When asked if it is dangerous to make people think they would be safe by going outside in the heat, given that so many people have died in the U.S. state of Florida, Trump said "I hope people enjoy the sun. And if it has an impact, that's great."
Trump's comments came after Department of Homeland Security Under Secretary for Science William Bryan said there was "emerging" research on the ability of sunlight and humidity to reduce the threat of the virus.
Trump asked Birx during the briefing if she was aware of any evidence that heat or light could be used as potential treatment. She responded by saying, "Not as a treatment."

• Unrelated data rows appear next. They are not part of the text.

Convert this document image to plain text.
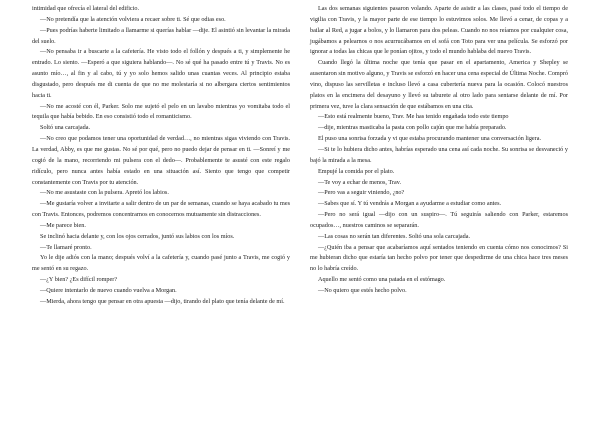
intimidad que ofrecía el lateral del edificio.

—No pretendía que la atención volviera a recaer sobre ti. Sé que odias eso.

—Pues podrías haberte limitado a llamarme si querías hablar —dije. El asintió sin levantar la mirada del suelo.

—No pensaba ir a buscarte a la cafetería. He visto todo el follón y después a ti, y simplemente he entrado. Lo siento. —Esperó a que siguiera hablando—. No sé qué ha pasado entre tú y Travis. No es asunto mío…, al fin y al cabo, tú y yo solo hemos salido unas cuantas veces. Al principio estaba disgustado, pero después me di cuenta de que no me molestaría si no albergara ciertos sentimientos hacia ti.

—No me acosté con él, Parker. Solo me sujetó el pelo en un lavabo mientras yo vomitaba todo el tequila que había bebido. En eso consistió todo el romanticismo.

Soltó una carcajada.

—No creo que podamos tener una oportunidad de verdad…, no mientras sigas viviendo con Travis. La verdad, Abby, es que me gustas. No sé por qué, pero no puedo dejar de pensar en ti. —Sonreí y me cogió de la mano, recorriendo mi pulsera con el dedo—. Probablemente te asusté con este regalo ridículo, pero nunca antes había estado en una situación así. Siento que tengo que competir constantemente con Travis por tu atención.

—No me asustaste con la pulsera. Apretó los labios.

—Me gustaría volver a invitarte a salir dentro de un par de semanas, cuando se haya acabado tu mes con Travis. Entonces, podremos concentrarnos en conocernos mutuamente sin distracciones.

—Me parece bien.

Se inclinó hacia delante y, con los ojos cerrados, juntó sus labios con los míos.

—Te llamaré pronto.

Yo le dije adiós con la mano; después volví a la cafetería y, cuando pasé junto a Travis, me cogió y me sentó en su regazo.

—¿Y bien? ¿Es difícil romper?

—Quiere intentarlo de nuevo cuando vuelva a Morgan.

—Mierda, ahora tengo que pensar en otra apuesta —dijo, tirando del plato que tenía delante de mí.

Las dos semanas siguientes pasaron volando. Aparte de asistir a las clases, pasé todo el tiempo de vigilia con Travis, y la mayor parte de ese tiempo lo estuvimos solos. Me llevó a cenar, de copas y a bailar al Red, a jugar a bolos, y lo llamaron para dos peleas. Cuando no nos reíamos por cualquier cosa, jugábamos a pelearnos o nos acurrucábamos en el sofá con Toto para ver una película. Se esforzó por ignorar a todas las chicas que le ponían ojitos, y todo el mundo hablaba del nuevo Travis.

Cuando llegó la última noche que tenía que pasar en el apartamento, America y Shepley se ausentaron sin motivo alguno, y Travis se esforzó en hacer una cena especial de Última Noche. Compró vino, dispuso las servilletas e incluso llevó a casa cubertería nueva para la ocasión. Colocó nuestros platos en la encimera del desayuno y llevó su taburete al otro lado para sentarse delante de mí. Por primera vez, tuve la clara sensación de que estábamos en una cita.

—Esto está realmente bueno, Trav. Me has tenido engañada todo este tiempo

—dije, mientras masticaba la pasta con pollo cajún que me había preparado.

El puso una sonrisa forzada y vi que estaba procurando mantener una conversación ligera.

—Si te lo hubiera dicho antes, habrías esperado una cena así cada noche. Su sonrisa se desvaneció y bajó la mirada a la mesa.

Empujé la comida por el plato.

—Te voy a echar de menos, Trav.

—Pero vas a seguir viniendo, ¿no?

—Sabes que sí. Y tú vendrás a Morgan a ayudarme a estudiar como antes.

—Pero no será igual —dijo con un suspiro—. Tú seguirás saliendo con Parker, estaremos ocupados…, nuestros caminos se separarán.

—Las cosas no serán tan diferentes. Soltó una sola carcajada.

—¿Quién iba a pensar que acabaríamos aquí sentados teniendo en cuenta cómo nos conocimos? Si me hubieran dicho que estaría tan hecho polvo por tener que despedirme de una chica hace tres meses no lo habría creído.

Aquello me sentó como una patada en el estómago.

—No quiero que estés hecho polvo.
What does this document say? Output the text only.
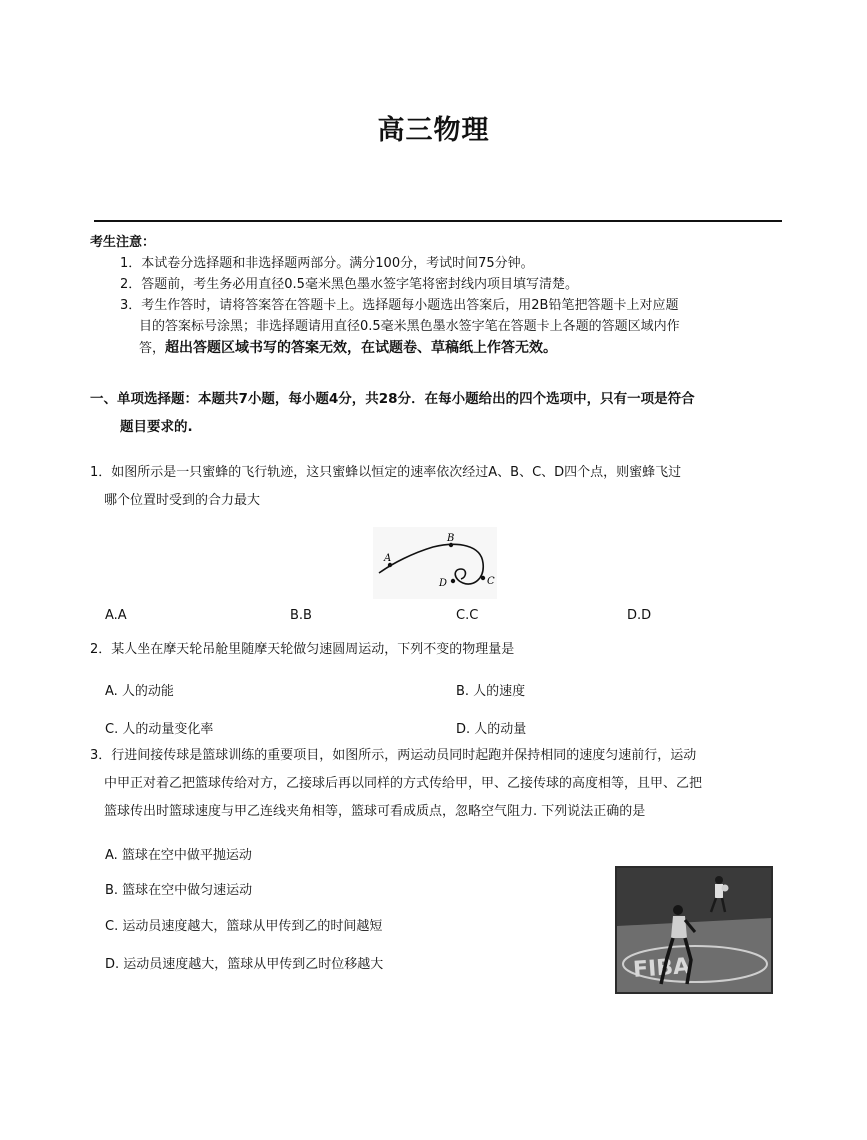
高三物理
考生注意：
1．本试卷分选择题和非选择题两部分。满分100分，考试时间75分钟。
2．答题前，考生务必用直径0.5毫米黑色墨水签字笔将密封线内项目填写清楚。
3．考生作答时，请将答案答在答题卡上。选择题每小题选出答案后，用2B铅笔把答题卡上对应题
目的答案标号涂黑；非选择题请用直径0.5毫米黑色墨水签字笔在答题卡上各题的答题区域内作
答，超出答题区域书写的答案无效，在试题卷、草稿纸上作答无效。
一、单项选择题：本题共7小题，每小题4分，共28分．在每小题给出的四个选项中，只有一项是符合
题目要求的.
1．如图所示是一只蜜蜂的飞行轨迹，这只蜜蜂以恒定的速率依次经过A、B、C、D四个点，则蜜蜂飞过
哪个位置时受到的合力最大
A
B
C
D
A.A	B.B	C.C	D.D
2．某人坐在摩天轮吊舱里随摩天轮做匀速圆周运动，下列不变的物理量是
A. 人的动能	B. 人的速度
C. 人的动量变化率	D. 人的动量
3．行进间接传球是篮球训练的重要项目，如图所示，两运动员同时起跑并保持相同的速度匀速前行，运动
中甲正对着乙把篮球传给对方，乙接球后再以同样的方式传给甲，甲、乙接传球的高度相等，且甲、乙把
篮球传出时篮球速度与甲乙连线夹角相等，篮球可看成质点，忽略空气阻力. 下列说法正确的是
A. 篮球在空中做平抛运动
B. 篮球在空中做匀速运动
C. 运动员速度越大，篮球从甲传到乙的时间越短
D. 运动员速度越大，篮球从甲传到乙时位移越大	FIBA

Past studies have not found evidence that warmer temperatures and higher humidity levels in spring and summer could help curb the spread of the virus.
Trump has repeatedly pushed for unverified treatments of the coronavirus, including his touting of hydroxychloroquine as a possible "game changer," an assertion that health officials have warned against.
A man in the southwestern U.S. state of Arizona died late last month after he consumed chloroquine phosphate, which is used to treat malaria. The man's wife told NBC News he believed it would prevent him from being infected with the coronavirus after watching Trump tout the potential benefits of chloroquine phosphate during his televised briefings.
In a related development, the man who was once the top Department of Health and Human Services official, Dr. Rick Bright, says he was fired from his job earlier this week for pushing back on demands that he approve chloroquine treatments.
The Democratic Party chairwoman of the House Energy and Commerce Health Subcommittee, Anna Eshoo, said Thursday she plans to hold hearings on Bright's departure.
The United States leads the world by far in COVID-19 deaths, with at least 50,000 deaths, more than one-fourth of the 191,962 fatalities worldwide, according to the Johns Hopkins University, which is tracking cases.
Nearly one-third of all confirmed cases globally are in the U.S., with Johns Hopkins reporting 869,172.